Director Damien Chazelle has become a force to be reckoned with ever since 2014s “Whiplash,” and with “La La Land,” Chazelle becomes one of the best directors around. The musical starring Ryan Gosling and Emma Stone is fine-tuned and exact; however, it also panders to the people who made the movie.
The Hollywood musical hasn’t been a constant force in film for many years now. While musicals can have success (i.e. “Hamilton”), the Hollywood musical genre didn’t extend beyond the ’50s, until “La La Land.” The film itself is an ode to old Hollywood, but also gives its characters a modern feel in a fantasy world.
After a grand opening musical number during some Los Angeles traffic, “La La Land” begins telling the story of Mia and Sebastian, an actress and jazz musician who are trying to be at the top of their respective fields. The film navigates through their struggles as artists as well as their new relationship, but also adds some song and dance to flair things up.
The majority of “La La Land” isn’t original. Nearly every memorable scene is a callback to a movie from the days of old Hollywood. Even the name “La La Land” is a reference to the dreamlike qualities of old Hollywood. Instead, the greatness of “La La Land” comes from the execution of these scenes. Instead of simply copying them, Chazelle adds his own flair and gives the scenes their own identity with bright simple colors and a very strong score.

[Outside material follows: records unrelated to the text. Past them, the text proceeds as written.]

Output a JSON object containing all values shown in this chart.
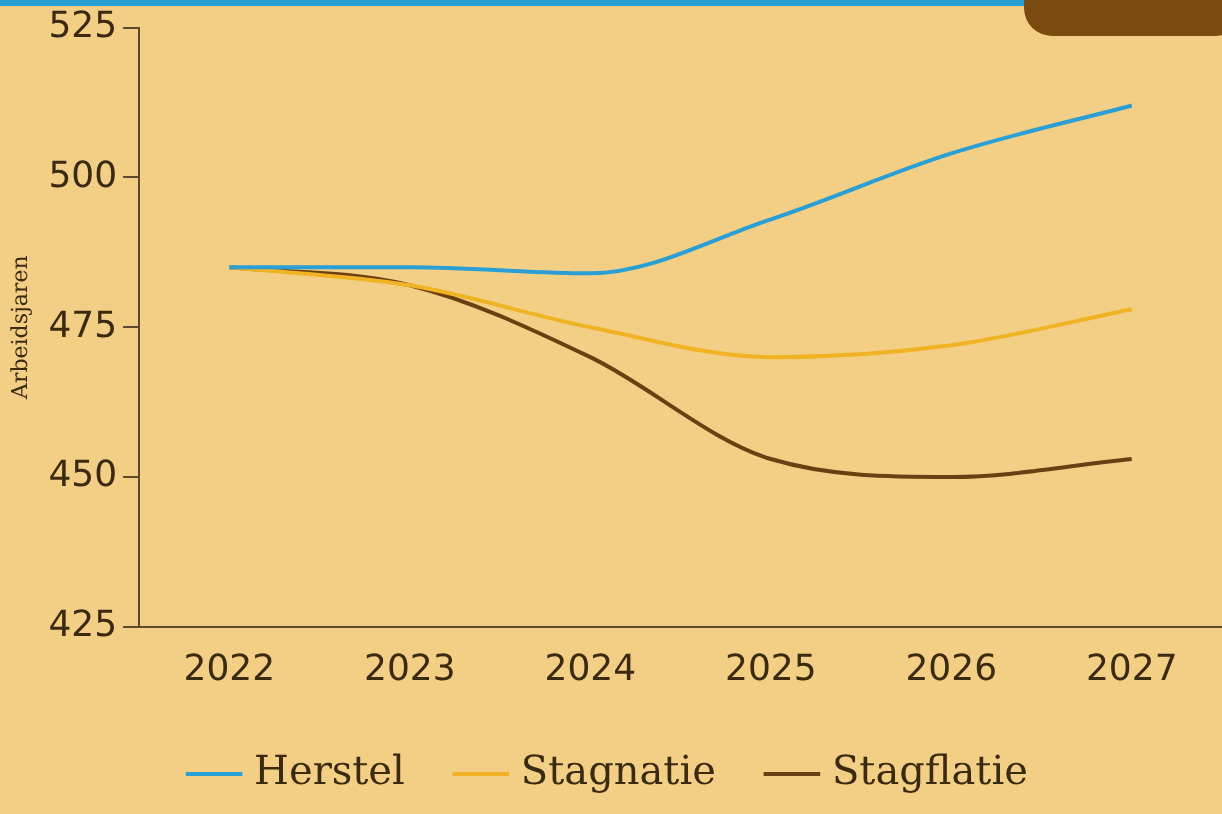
{
  "chart_data": {
    "type": "line",
    "ylabel": "Arbeidsjaren",
    "categories": [
      "2022",
      "2023",
      "2024",
      "2025",
      "2026",
      "2027"
    ],
    "series": [
      {
        "name": "Herstel",
        "color": "#2a9fd6",
        "values": [
          485,
          485,
          484,
          493,
          504,
          512
        ]
      },
      {
        "name": "Stagnatie",
        "color": "#f0b323",
        "values": [
          485,
          482,
          475,
          470,
          472,
          478
        ]
      },
      {
        "name": "Stagflatie",
        "color": "#6b3f12",
        "values": [
          485,
          482,
          470,
          453,
          450,
          453
        ]
      }
    ],
    "ylim": [
      425,
      525
    ],
    "yticks": [
      425,
      450,
      475,
      500,
      525
    ],
    "grid": false,
    "legend": "bottom",
    "marker": "none",
    "line_style": "solid"
  }
}
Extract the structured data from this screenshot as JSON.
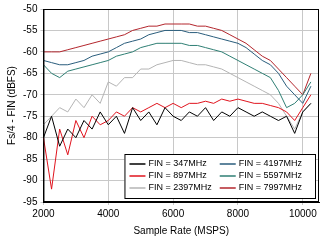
{
  "chart_data": {
    "type": "line",
    "x_label": "Sample Rate (MSPS)",
    "y_label": "Fs/4 - FIN (dBFS)",
    "x": [
      2000,
      2250,
      2500,
      2750,
      3000,
      3250,
      3500,
      3750,
      4000,
      4250,
      4500,
      4750,
      5000,
      5250,
      5500,
      5750,
      6000,
      6250,
      6500,
      6750,
      7000,
      7250,
      7500,
      7750,
      8000,
      8250,
      8500,
      8750,
      9000,
      9250,
      9500,
      9750,
      10000,
      10250
    ],
    "series": [
      {
        "name": "FIN = 347MHz",
        "color": "#000000",
        "values": [
          -80,
          -75,
          -82,
          -78,
          -80,
          -76,
          -78,
          -74,
          -77,
          -75,
          -79,
          -73,
          -76,
          -74,
          -77,
          -73,
          -75,
          -76,
          -74,
          -75,
          -73,
          -76,
          -74,
          -75,
          -73,
          -74,
          -75,
          -74,
          -75,
          -76,
          -75,
          -79,
          -74,
          -72
        ]
      },
      {
        "name": "FIN = 897MHz",
        "color": "#e0141e",
        "values": [
          -80,
          -92,
          -78,
          -84,
          -76,
          -80,
          -75,
          -77,
          -76,
          -74,
          -75,
          -73,
          -74,
          -73,
          -72,
          -73,
          -72,
          -73,
          -72,
          -72,
          -71.5,
          -72,
          -71,
          -71.5,
          -71,
          -71.5,
          -72,
          -72,
          -72.5,
          -73,
          -74,
          -76,
          -73,
          -70
        ]
      },
      {
        "name": "FIN = 2397MHz",
        "color": "#b4b4b4",
        "values": [
          -77,
          -75,
          -73,
          -74,
          -71,
          -73,
          -70,
          -72,
          -67,
          -68,
          -66,
          -66,
          -64,
          -64,
          -63,
          -62.5,
          -62,
          -62,
          -62.5,
          -63,
          -63,
          -63.5,
          -64,
          -65,
          -66,
          -67,
          -68,
          -69,
          -70,
          -72,
          -75,
          -78,
          -74,
          -72
        ]
      },
      {
        "name": "FIN = 4197MHz",
        "color": "#2a5d7c",
        "values": [
          -62,
          -62.5,
          -63,
          -63,
          -62.5,
          -62,
          -61,
          -60.5,
          -60,
          -59,
          -58,
          -57.5,
          -57,
          -56,
          -55.5,
          -55,
          -55,
          -55,
          -55.5,
          -55.5,
          -56,
          -56.5,
          -57,
          -57.5,
          -58,
          -59,
          -60.5,
          -62,
          -63,
          -65,
          -68,
          -70,
          -72,
          -68
        ]
      },
      {
        "name": "FIN = 5597MHz",
        "color": "#2f7f74",
        "values": [
          -63,
          -65,
          -66,
          -64.5,
          -64,
          -63.5,
          -63,
          -62.5,
          -62,
          -61,
          -60.5,
          -60,
          -59,
          -58.5,
          -58,
          -58,
          -58,
          -58,
          -58.5,
          -58.5,
          -59,
          -59.5,
          -60,
          -61,
          -62,
          -63,
          -64,
          -65,
          -66,
          -69,
          -73,
          -72,
          -70,
          -67
        ]
      },
      {
        "name": "FIN = 7997MHz",
        "color": "#b3262d",
        "values": [
          -60,
          -60,
          -60,
          -59.5,
          -59,
          -58.5,
          -58,
          -57.5,
          -57,
          -56.5,
          -56,
          -55,
          -54.5,
          -54,
          -54,
          -53.5,
          -53.5,
          -53.5,
          -53.5,
          -54,
          -54,
          -54.5,
          -55,
          -56,
          -57,
          -58,
          -59.5,
          -61,
          -62,
          -64,
          -66,
          -68,
          -70,
          -65
        ]
      }
    ],
    "xlim": [
      2000,
      10500
    ],
    "xticks": [
      2000,
      4000,
      6000,
      8000,
      10000
    ],
    "ylim": [
      -95,
      -50
    ],
    "yticks": [
      -95,
      -90,
      -85,
      -80,
      -75,
      -70,
      -65,
      -60,
      -55,
      -50
    ],
    "grid": true,
    "legend": "lower right",
    "marker": "none"
  }
}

It’s easy to recognize that the majority of the effort script-wise went into the musical numbers, which are easily a highlight of the film. The rest of the script is rather lacking, with some of the scenes being forgettable when they’re just talking. However, Gosling and Stone both give it their all and make the movie feel authentic and warm. The duo also make the musical numbers beautiful, with their dancing and singing on point.
While the film has its great points and critiques of LA culture, throughout the film there is the undeniable self-serving feeling of smugness. The feeling that the people behind the scenes of “La La Land” are quietly applauding all the hard work they did to make it in the film industry is ever-present, which puts a damper on the bright film. “La La Land” also doesn’t try to hide the difficult and frustrating nature of their jobs. Stone continuously goes through humiliating auditions and Gosling works tirelessly in a dying field.
“La La Land” isn’t perfect, although it may present itself as it is perfect, but it is exquisite and precise.